DETROIT (Dec. 29, 2008) — Will 2009 offer any relief from this most dreary of car selling seasons? The Detroit 3 aren´t optimistic.
Ford Motor Co., the most bullish of the three, predicts U.S. light vehicle sales of 12.2 million units in 2009.
That would be 900,000 fewer than the 13.1 million expected in 2008 by auto analyst Erich Merkle.
But Merkle holds out hope for a recovery in the second half of 2009. He predicts U.S. sales of 12.8 million for the year, despite forecasting an awful first quarter.
For January through March, Merkle expects that the industry´s seasonally adjusted annual rate will be 10.5 million units, an abysmal rate that would match that of the fourth quarter of 2008.
"A 10.5 million (annual sales rate) is no more sustainable than the 21 million we had in July 2005 when General Motors had its employee pricing for all," said Merkle, who is with the accounting and consulting firm Crowe Horwath L.L.P.
"You get in the middle of this kind of thing, and people think the world is coming to an end. We´re going to come out of this."
With inflation in check, the Federal Reserve can keep interest rates at historic lows, Merkle said. When that money eventually becomes available to consumers, there will be pent-up demand for vehicles by people currently shut out of the market or awaiting better economic signals, he said.
By summer, the automotive recession will be nearly 18 months old and probably near its end, Merkle said. His forecast: an annual sales rate of 11 million units in the first half, and 13.5 million to 14 million units in the second.

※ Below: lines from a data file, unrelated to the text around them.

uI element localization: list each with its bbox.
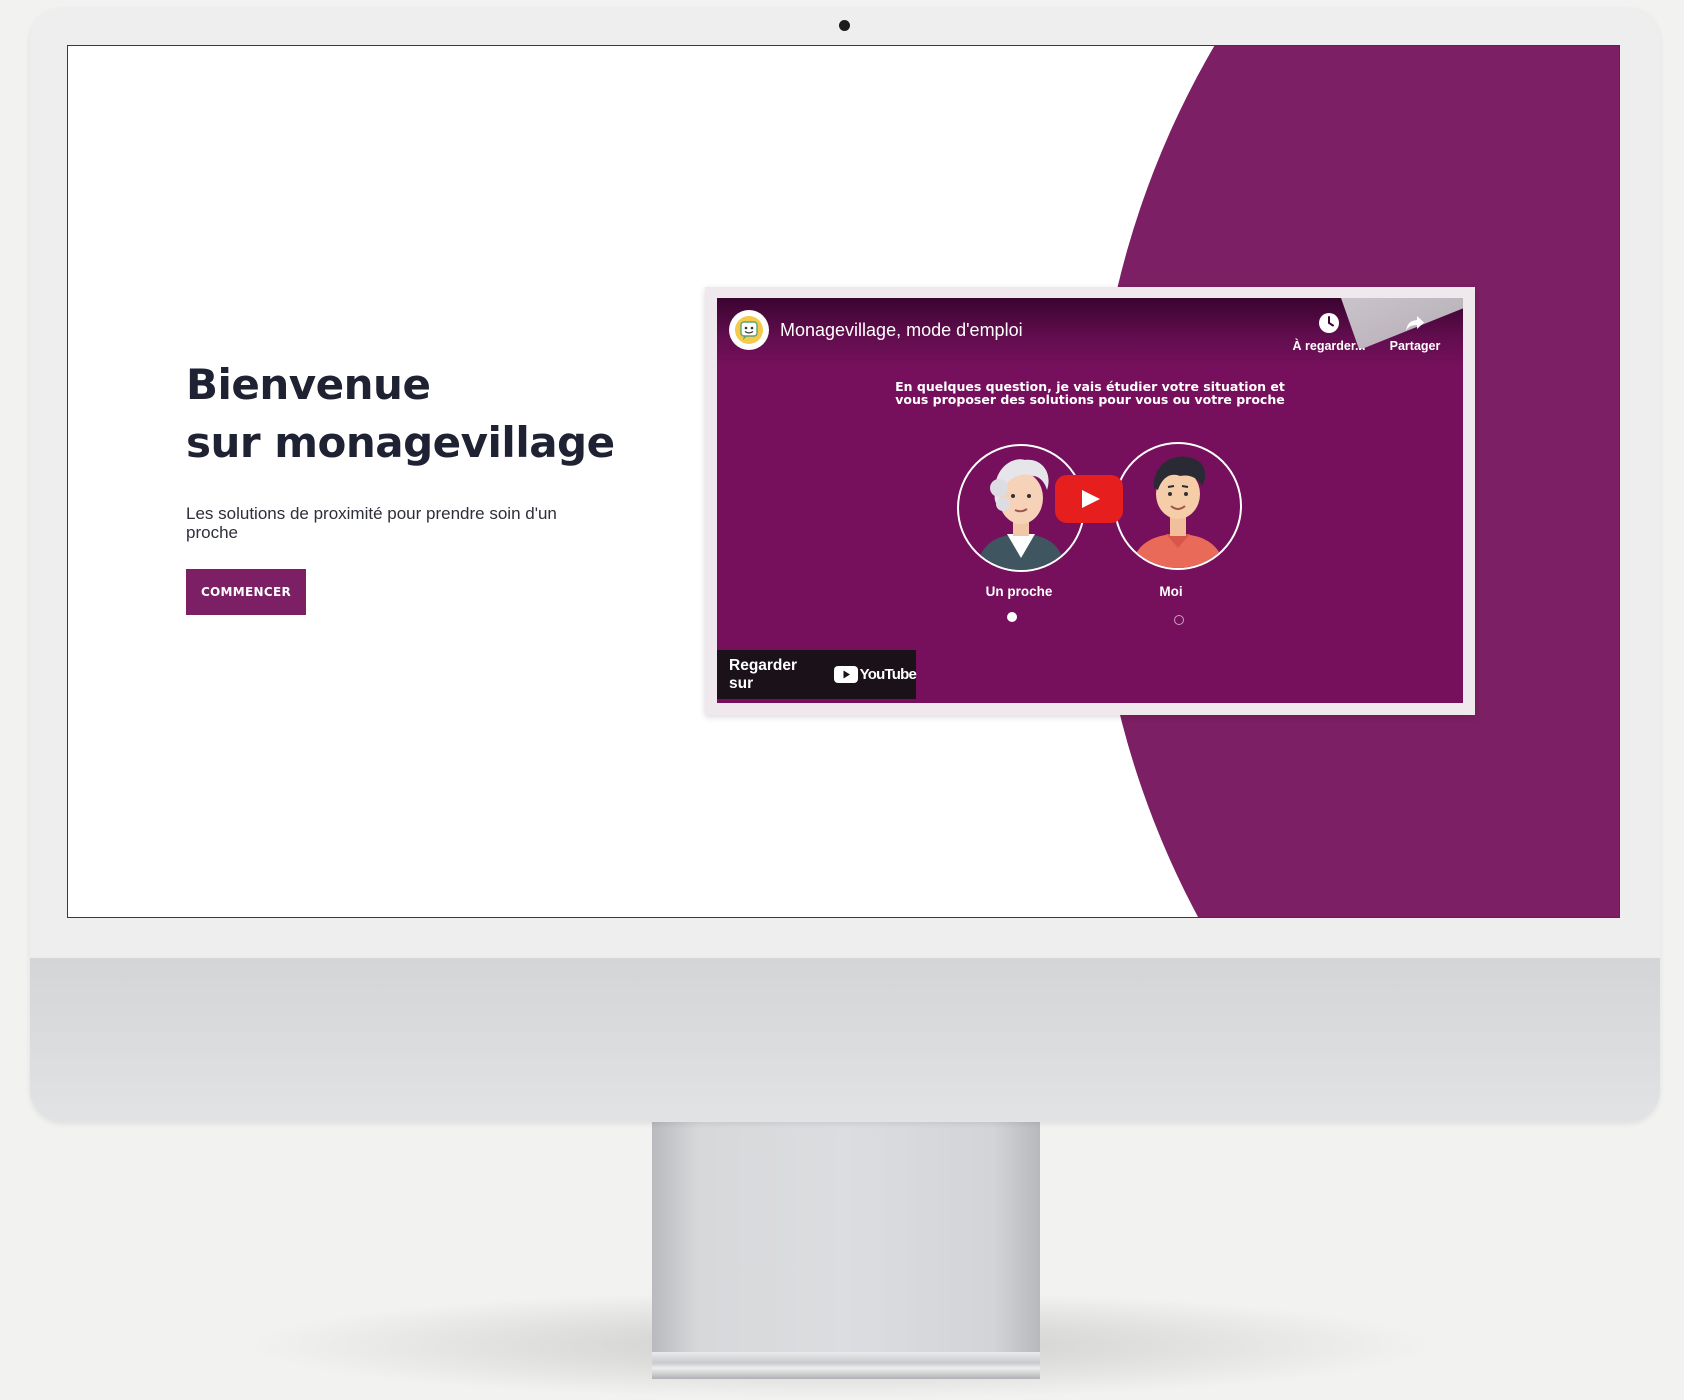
share-button[interactable]: Partager <box>1380 312 1450 353</box>
monitor-stand <box>652 1110 1040 1379</box>
page-title-line-1: Bienvenue <box>186 360 431 409</box>
imac-monitor: Bienvenue sur monagevillage Les solution… <box>30 8 1660 1122</box>
page-title: Bienvenue sur monagevillage <box>186 356 615 472</box>
man-icon <box>1132 456 1224 568</box>
youtube-logo: YouTube <box>833 666 917 683</box>
youtube-play-icon <box>833 666 858 683</box>
channel-avatar[interactable] <box>729 310 769 350</box>
video-intro-text: En quelques question, je vais étudier vo… <box>867 380 1313 406</box>
watch-on-youtube-button[interactable]: Regarder sur YouTube <box>717 650 917 699</box>
man-illustration <box>1114 442 1242 570</box>
start-button[interactable]: COMMENCER <box>186 569 306 615</box>
page-title-line-2: sur monagevillage <box>186 418 615 467</box>
play-icon <box>1082 490 1100 508</box>
video-intro-line-2: vous proposer des solutions pour vous ou… <box>895 392 1285 407</box>
share-label: Partager <box>1389 339 1441 353</box>
monitor-chin <box>30 958 1660 1122</box>
share-arrow-icon <box>1406 316 1424 331</box>
radio-dot-selected <box>1007 612 1017 622</box>
monitor-stand-base <box>652 1352 1040 1379</box>
watch-on-label: Regarder sur <box>729 656 798 692</box>
smiley-logo-icon <box>735 316 763 344</box>
play-button[interactable] <box>1055 475 1123 523</box>
camera-icon <box>839 20 850 31</box>
video-title[interactable]: Monagevillage, mode d'emploi <box>780 320 1023 341</box>
radio-dot-unselected <box>1174 615 1184 625</box>
watch-later-button[interactable]: À regarder... <box>1289 312 1369 353</box>
watch-later-label: À regarder... <box>1292 339 1366 353</box>
youtube-wordmark: YouTube <box>859 666 917 683</box>
page-subtitle: Les solutions de proximité pour prendre … <box>186 504 557 542</box>
choice-label-proche: Un proche <box>985 584 1053 599</box>
choice-label-moi: Moi <box>1159 584 1183 599</box>
clock-icon <box>1319 313 1339 333</box>
youtube-video-embed[interactable]: Monagevillage, mode d'emploi À regarder.… <box>717 298 1463 703</box>
screen: Bienvenue sur monagevillage Les solution… <box>67 45 1620 918</box>
video-card: Monagevillage, mode d'emploi À regarder.… <box>705 287 1475 715</box>
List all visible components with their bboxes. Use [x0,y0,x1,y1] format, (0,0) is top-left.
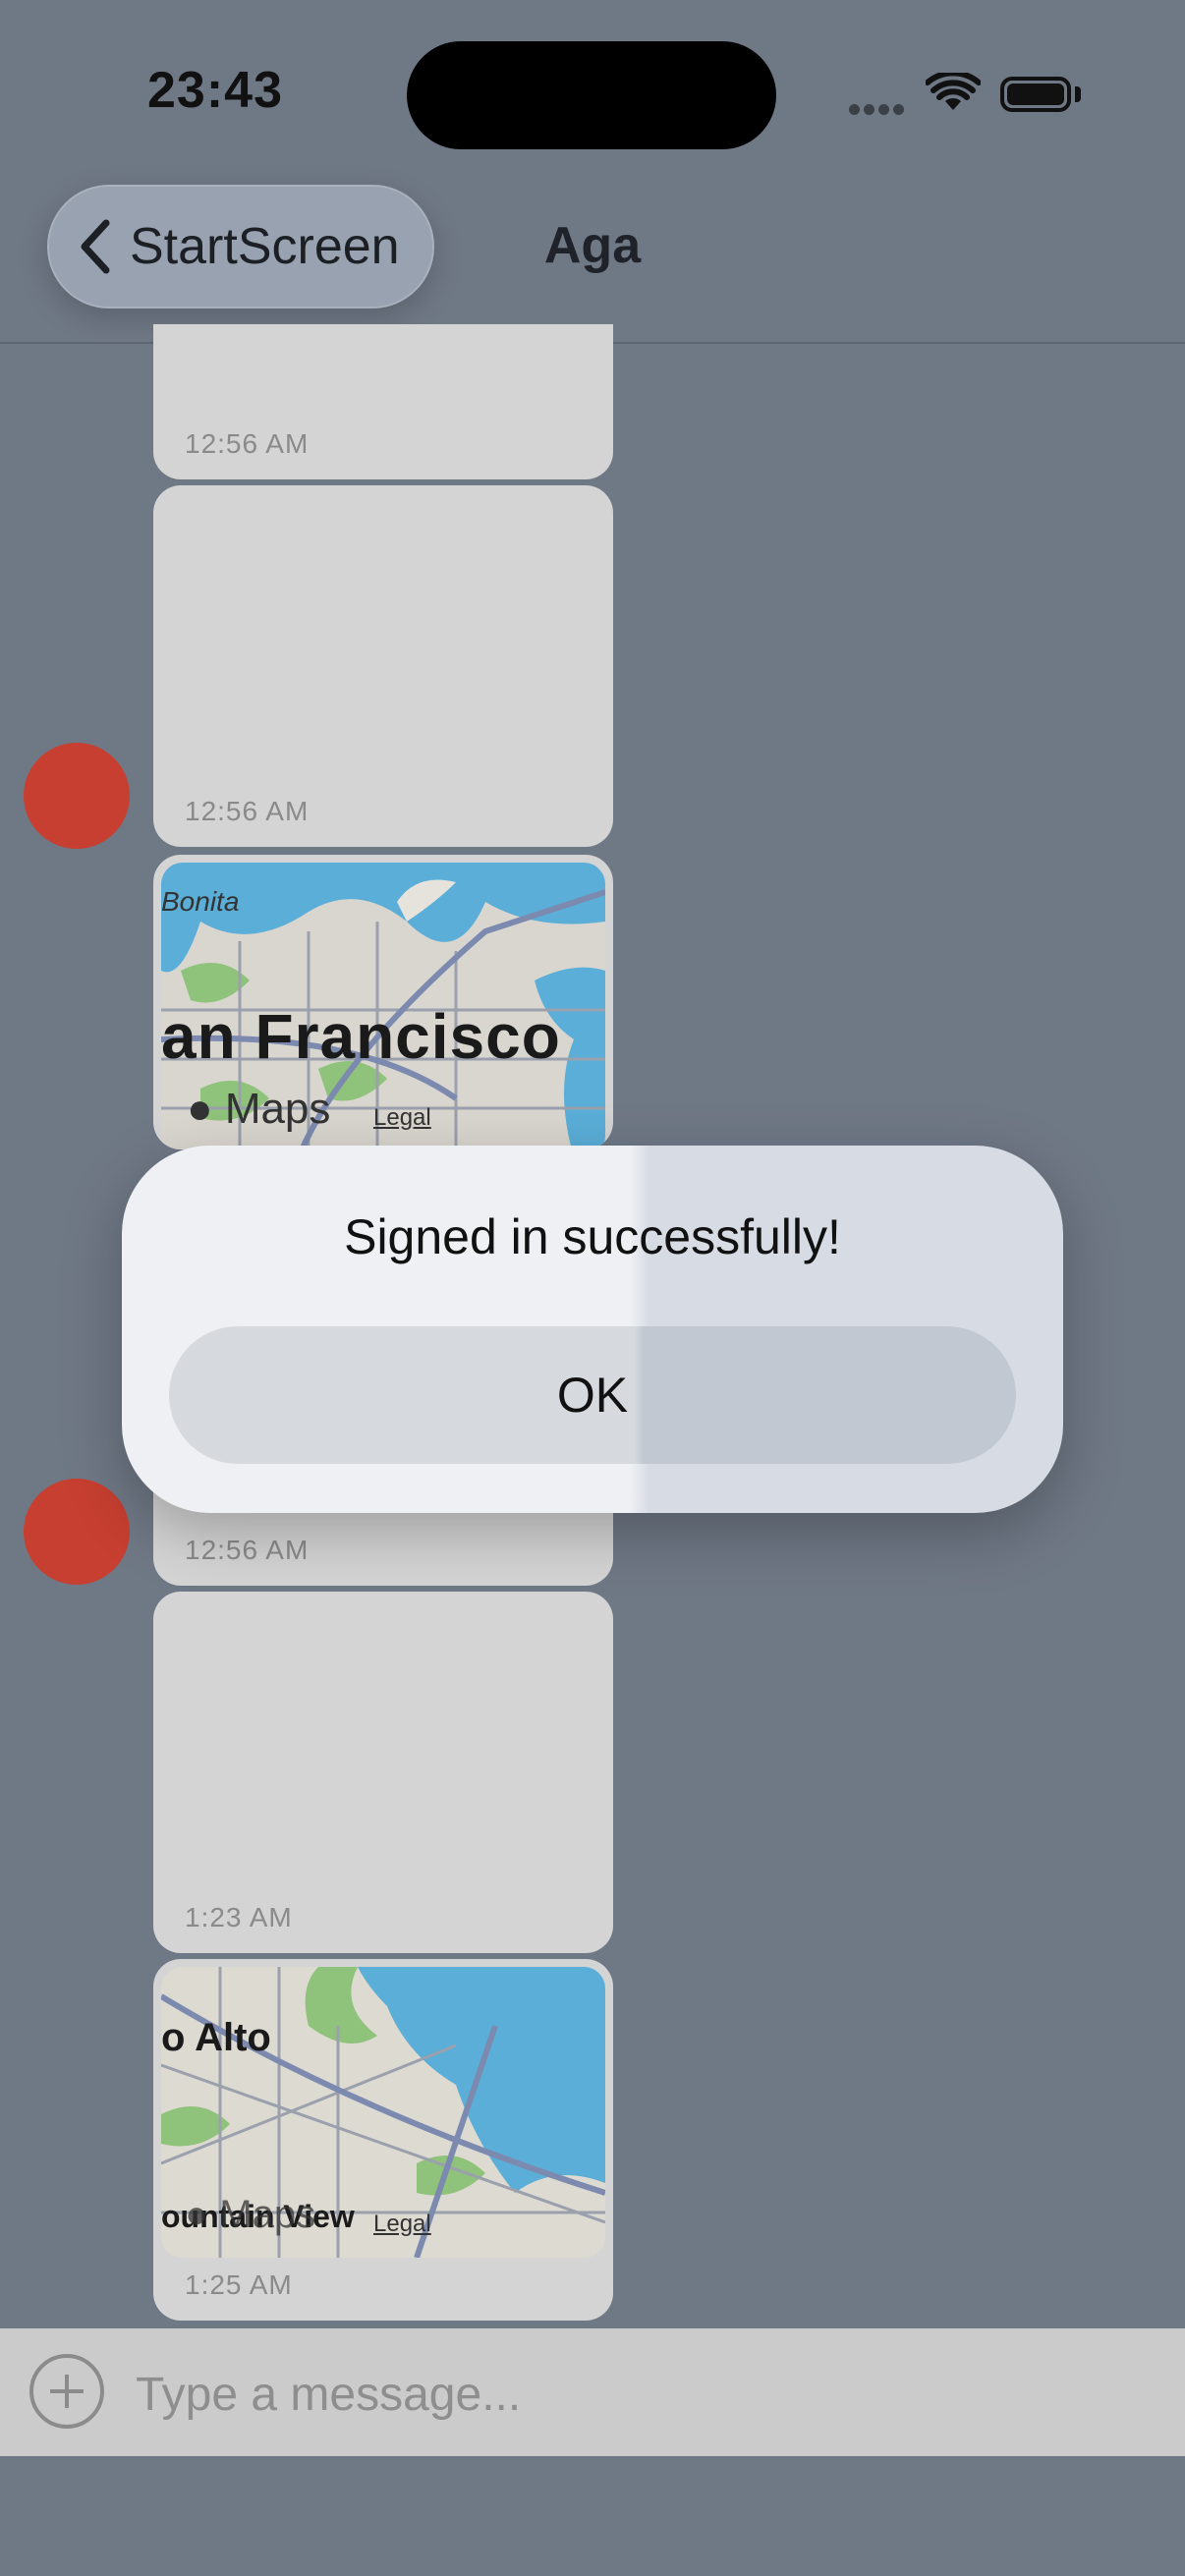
map-preview[interactable]: o Alto ountain View ● Maps Legal [161,1967,605,2258]
maps-brand-label: Maps [224,1085,331,1133]
map-message-bubble[interactable]: o Alto ountain View ● Maps Legal 1:25 AM [153,1959,613,2321]
alert-message: Signed in successfully! [344,1209,841,1264]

Chrysler L.L.C. is adopting much more conservative sales projections for 2009 so that it can align its work force and production for lower volumes, a spokesman said. The company forecasts 2009 U.S. light-vehicle sales of 11.1 million vehicles.
The wide range of forecasts reflects many factors, such as credit availability, that are outside the control of the car makers, said Toyota spokesman Irv Miller. Toyota hasn´t released a 2009 sales forecast. Nor has Honda.
Said Miller: "We´ll just have to see what signals consumers pick up and whether they´re willing to spend."